2 1/2 stars
Decent debut novel in that it kept me turning pages and had a pleasant enough prose style. I also note that Cullen writes solidly in American English, with only the occasional "housing estate" getting past. The subtitle suggests that this will be the first of multiple Cody Stockton mysteries. Cullen's YouTube fanbase will likely buy them.
Alas...
The potentially interesting SF backdrop to the story—the AI war—serves as little more than a plot device, a touchstone for the protagonist's "war flashbacks," and the only explanation provided for why the story is set in 2045.
AI is the other SF element, serving as the "machina" in the title. A world that survived a war with AI in which a billion human beings died is deciding, after a mere decade has passed, to turn AI back on in the hope it will solve all of humanity's ills. (Sounds like humanity deserves what it gets.) Again, the storytelling possibilities around AI are myriad, and yet here they are all delivered via television announcements that characters overhear.

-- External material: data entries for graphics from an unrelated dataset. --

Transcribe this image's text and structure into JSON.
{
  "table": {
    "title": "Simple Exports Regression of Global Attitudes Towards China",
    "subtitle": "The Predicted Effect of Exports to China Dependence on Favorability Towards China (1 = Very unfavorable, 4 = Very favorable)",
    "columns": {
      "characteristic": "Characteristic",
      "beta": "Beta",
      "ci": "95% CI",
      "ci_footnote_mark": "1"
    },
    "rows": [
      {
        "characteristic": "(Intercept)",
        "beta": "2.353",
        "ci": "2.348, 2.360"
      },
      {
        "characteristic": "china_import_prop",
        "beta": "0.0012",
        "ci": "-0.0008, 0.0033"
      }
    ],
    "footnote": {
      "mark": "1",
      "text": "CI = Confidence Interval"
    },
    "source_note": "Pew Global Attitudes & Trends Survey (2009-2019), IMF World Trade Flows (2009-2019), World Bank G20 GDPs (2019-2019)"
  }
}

As noted, that was the "machina" in the title. The "deus" refers to Jesus and to his reappearance on Earth in 2045. Cullen's handling of the Second Coming was, frankly, preposterous.
I'm sympathetic to the overall thrust of the story here, that humanity needs spiritual, rather than technological, solutions to the many dilemmas it faces. I also appreciate the effort that goes into a debut novel. I have read much worse, and I enjoyed this as a light read.